Etichette

venerdì 9 ottobre 2015

#viaggi: Egeria, ovvero l'archetipo della donna libera

Ieri vi ho parlato di una donna straordinaria, la scrittrice e giornalista inviata di guerra Oriana Fallaci, un esempio di coraggio, forza e caparbietà che suscita in me profonda stima e ammirazione.
   Oggi voglio proseguire su questo filone femminile raccontandovi di un'altra grande donna, vissuta nel quarto secolo dopo Cristo, un tempo così remoto che, soltanto a parlarne, facciamo già fatica a immaginarlo.

Questa è la storia di Egeria, uno spunto che mi ha fornito il noto gossipparo Alfonso Signorini in un suo editoriale, uno che, sotto l'apparenza frivola e leggera, ogni tanto qualche perla la tira fuori, pescando nella sua formazione accademica.

Si tratta della prima, vera femminista della storia: una viaggiatrice in solitaria, una donna appartenente all'antica nobiltà della Galizia, conservatrice regione della Spagna, una che avrebbe potuto trascorrere la sua beata esistenza tra balli, luculliani banchetti, feste sfrenate, divertimento e abiti lussuosi, il tutto contornato da un'adorante servitù.
   Sì, ma guardiamo anche il rovescio della medaglia: la corte impone una rigida etichetta, la libertà di una donna, all'epoca, era ancor più limitata che ai giorni nostri e, nel complesso, l'indipendenza era forse una parola sconosciuta nel vocabolario femminile, anche in quello di una nobile.

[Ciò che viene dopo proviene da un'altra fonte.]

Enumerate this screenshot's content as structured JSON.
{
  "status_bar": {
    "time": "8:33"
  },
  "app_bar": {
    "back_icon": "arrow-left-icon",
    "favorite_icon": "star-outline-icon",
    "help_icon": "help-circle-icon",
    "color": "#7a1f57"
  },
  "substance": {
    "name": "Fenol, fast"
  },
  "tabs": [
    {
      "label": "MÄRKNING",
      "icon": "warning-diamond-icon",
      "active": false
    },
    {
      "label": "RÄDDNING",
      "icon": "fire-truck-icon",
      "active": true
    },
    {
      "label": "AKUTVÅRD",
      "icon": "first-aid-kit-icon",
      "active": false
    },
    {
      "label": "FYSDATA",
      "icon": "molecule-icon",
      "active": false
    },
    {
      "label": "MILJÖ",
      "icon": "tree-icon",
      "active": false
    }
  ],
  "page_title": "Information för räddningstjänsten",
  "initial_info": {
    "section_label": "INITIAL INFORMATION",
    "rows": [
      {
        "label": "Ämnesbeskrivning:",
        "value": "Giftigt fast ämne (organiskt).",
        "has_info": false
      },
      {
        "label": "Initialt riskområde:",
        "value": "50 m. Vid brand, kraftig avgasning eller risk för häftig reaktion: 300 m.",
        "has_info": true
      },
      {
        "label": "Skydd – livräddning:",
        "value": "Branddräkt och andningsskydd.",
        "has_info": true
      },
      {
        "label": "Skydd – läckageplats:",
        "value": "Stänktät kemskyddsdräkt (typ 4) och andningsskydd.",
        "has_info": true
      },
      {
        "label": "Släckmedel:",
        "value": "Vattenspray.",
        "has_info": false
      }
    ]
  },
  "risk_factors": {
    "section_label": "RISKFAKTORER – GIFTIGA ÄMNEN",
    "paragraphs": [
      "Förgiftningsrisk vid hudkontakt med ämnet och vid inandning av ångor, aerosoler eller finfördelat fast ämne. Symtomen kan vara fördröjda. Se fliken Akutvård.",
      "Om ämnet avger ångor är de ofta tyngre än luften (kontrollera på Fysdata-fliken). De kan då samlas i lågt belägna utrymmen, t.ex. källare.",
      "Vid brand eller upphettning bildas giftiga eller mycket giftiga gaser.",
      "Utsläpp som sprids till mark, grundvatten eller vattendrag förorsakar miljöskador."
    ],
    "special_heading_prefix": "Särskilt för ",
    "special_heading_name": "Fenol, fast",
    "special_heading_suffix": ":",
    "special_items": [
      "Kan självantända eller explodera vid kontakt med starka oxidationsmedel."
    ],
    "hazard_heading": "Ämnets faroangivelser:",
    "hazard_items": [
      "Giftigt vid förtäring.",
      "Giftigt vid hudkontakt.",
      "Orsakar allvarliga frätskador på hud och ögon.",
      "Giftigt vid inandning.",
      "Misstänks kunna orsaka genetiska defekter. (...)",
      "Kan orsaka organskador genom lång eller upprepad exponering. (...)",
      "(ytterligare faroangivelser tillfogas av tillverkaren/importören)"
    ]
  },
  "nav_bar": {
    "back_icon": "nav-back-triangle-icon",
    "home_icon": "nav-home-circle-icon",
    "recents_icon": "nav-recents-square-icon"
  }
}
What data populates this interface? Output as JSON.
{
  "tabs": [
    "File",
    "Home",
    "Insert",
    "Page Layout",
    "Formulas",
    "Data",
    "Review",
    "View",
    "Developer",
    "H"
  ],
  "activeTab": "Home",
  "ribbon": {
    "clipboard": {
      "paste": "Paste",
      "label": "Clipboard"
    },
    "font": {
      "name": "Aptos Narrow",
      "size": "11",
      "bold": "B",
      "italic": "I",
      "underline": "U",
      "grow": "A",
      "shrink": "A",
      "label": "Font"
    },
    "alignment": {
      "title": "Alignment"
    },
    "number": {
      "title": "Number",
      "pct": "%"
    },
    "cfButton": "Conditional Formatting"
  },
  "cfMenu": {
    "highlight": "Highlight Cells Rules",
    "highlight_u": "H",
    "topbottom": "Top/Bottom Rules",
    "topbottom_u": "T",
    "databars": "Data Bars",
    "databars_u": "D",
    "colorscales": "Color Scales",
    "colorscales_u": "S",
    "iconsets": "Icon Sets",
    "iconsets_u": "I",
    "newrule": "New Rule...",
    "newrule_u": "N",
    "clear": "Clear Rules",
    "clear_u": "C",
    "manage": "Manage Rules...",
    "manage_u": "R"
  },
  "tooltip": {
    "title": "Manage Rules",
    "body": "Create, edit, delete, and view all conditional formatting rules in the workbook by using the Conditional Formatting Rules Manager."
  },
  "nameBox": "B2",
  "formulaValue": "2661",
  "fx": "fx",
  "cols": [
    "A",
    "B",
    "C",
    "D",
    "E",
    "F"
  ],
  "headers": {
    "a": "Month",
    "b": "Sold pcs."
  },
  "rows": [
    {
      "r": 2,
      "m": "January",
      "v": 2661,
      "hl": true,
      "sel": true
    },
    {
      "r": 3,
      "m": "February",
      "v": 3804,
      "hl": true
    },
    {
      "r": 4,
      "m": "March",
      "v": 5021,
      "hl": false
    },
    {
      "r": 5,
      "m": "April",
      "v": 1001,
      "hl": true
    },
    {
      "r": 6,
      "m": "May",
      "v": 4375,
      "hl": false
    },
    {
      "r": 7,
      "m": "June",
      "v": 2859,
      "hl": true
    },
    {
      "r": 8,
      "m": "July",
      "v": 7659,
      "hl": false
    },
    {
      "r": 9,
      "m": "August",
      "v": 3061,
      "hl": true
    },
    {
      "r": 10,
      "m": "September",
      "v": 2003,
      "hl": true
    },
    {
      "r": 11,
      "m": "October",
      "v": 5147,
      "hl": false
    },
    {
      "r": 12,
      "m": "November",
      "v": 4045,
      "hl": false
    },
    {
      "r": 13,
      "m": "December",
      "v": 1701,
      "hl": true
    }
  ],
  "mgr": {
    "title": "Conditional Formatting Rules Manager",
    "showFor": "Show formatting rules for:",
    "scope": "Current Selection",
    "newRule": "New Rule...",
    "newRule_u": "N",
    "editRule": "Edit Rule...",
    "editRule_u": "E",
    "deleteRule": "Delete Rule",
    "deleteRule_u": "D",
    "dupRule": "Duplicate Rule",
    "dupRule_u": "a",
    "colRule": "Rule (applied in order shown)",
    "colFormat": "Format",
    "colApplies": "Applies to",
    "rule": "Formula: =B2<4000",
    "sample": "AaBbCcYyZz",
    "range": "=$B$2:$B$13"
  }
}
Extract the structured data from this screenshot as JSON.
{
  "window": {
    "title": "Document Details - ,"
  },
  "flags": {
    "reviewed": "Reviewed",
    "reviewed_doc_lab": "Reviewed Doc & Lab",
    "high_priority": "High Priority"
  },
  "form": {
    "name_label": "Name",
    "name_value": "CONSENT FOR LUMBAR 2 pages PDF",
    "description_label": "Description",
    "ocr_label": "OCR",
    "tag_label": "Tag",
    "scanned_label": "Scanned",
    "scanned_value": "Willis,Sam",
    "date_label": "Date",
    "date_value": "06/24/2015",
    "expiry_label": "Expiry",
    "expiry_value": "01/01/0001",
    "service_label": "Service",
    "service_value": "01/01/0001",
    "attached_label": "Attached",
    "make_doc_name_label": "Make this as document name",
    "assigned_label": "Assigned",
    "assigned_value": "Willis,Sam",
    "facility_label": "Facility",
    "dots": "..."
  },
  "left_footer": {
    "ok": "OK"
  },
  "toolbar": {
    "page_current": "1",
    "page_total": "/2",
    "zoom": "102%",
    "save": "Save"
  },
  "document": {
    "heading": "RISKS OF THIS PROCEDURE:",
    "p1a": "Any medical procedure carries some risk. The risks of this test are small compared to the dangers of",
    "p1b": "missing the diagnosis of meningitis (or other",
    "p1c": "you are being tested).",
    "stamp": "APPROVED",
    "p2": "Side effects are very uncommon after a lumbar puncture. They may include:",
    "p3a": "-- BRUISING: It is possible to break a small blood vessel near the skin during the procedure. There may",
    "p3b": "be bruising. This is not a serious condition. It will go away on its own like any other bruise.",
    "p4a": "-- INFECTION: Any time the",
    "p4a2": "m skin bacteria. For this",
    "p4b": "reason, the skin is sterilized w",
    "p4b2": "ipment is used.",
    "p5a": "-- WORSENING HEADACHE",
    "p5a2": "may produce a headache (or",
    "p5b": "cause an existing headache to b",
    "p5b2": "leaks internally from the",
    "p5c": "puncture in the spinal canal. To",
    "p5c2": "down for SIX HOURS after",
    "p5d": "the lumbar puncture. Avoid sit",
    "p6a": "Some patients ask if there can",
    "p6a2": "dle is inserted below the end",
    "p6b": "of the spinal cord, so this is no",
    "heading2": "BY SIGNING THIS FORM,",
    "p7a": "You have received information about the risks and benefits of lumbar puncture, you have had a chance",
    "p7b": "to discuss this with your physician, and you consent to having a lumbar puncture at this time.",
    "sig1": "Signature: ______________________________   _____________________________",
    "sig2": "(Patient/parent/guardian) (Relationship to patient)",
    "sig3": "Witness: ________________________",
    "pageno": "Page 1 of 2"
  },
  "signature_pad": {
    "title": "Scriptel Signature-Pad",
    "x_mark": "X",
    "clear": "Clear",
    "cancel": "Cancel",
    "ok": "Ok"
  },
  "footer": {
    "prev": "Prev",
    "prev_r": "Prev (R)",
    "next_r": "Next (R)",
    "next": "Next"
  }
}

Fatto sta che, un bel giorno, la nostra Egeria decise di farsi preparare un cavallo e un mulo da uno stalliere e, armata soltanto di fede, coraggio e di un'insopprimibile voglia di libertà, partì alla volta della Terra Santa.
   Sola, completamente sola, attraverso la Spagna, la Francia, l'Italia, verso Costantinopoli e,infine, nella splendida Gerusalemme.
   Una piccola, grande donna, indifesa ma evidentemente non troppo, che è riuscita a fronteggiare briganti e malintenzionati, facile preda di uomini senza scrupoli che avrebbero potuto mangiarsela in un sol boccone.

Ma lei ce l'ha fatta: ha raggiunto la sua meta, e ci ha lasciato un diario (che DEVO avere nella mia libreria personale, ormai è diventata una mission) dove racconta le sue avventure, le sue esperienze, gli usi e costumi con i quali è entrata in contatto, le popolazioni incontrate, una versione rosa (anche se non amo molto questo termine) del Milione di Marco Polo.

Ho anche visto una sua raffigurazione: occhi profondi, scuri, malinconici. Occhiaie ben marcate. Un naso lungo, capelli riuniti quasi a crocchia, un giro di collana di pietre verdi attorno al collo. Bellissima.



Egeria ha compiuto un viaggio, un percorso che è durato ben tre anni, altro che Pechino Express. Per carità, lo guardo e mi piace anche, ma viaggiare con tanto di troupe e telecamere annesse 24h non fa testo, siamo capaci tutti, Barale e Yari Carrisi compresi.



Oltre all'indubbio coraggio, Egeria possiede anche il ritmo del narratore essenziale, compie un viaggio straordinario e lo descrive con efficacia minimalista:

"Arrivammo ad un luogo dove i monti, attraverso i quali stavamo andando, si aprivano e formavano una valle immensa che si estendeva a perdita d’occhio, tutta pianeggiante e molto bella, e oltre la valle appariva la santa montagna di Dio: il Sinai".

Una donna moderna nei tempi più arcaici del Cristianesimo, proprio in quegli stessi anni in cui dottori come Gregorio di Nissa, teologo e vescovo greco, sconsigliavano i pellegrinaggi perché "ponevano a repentaglio la purità", soprattutto (avevamo dei dubbi in proposito?) delle donne.

Ma Egeria non vi ha dato ascolto: una donna che è un esempio per tutti noi, così contemporanea proprio perché ha viaggiato per il piacere di viaggiare, per il gusto della curiosità, per il bisogno della scoperta.
   Chapeau, splendida Egeria, ce ne fossero di donne come te.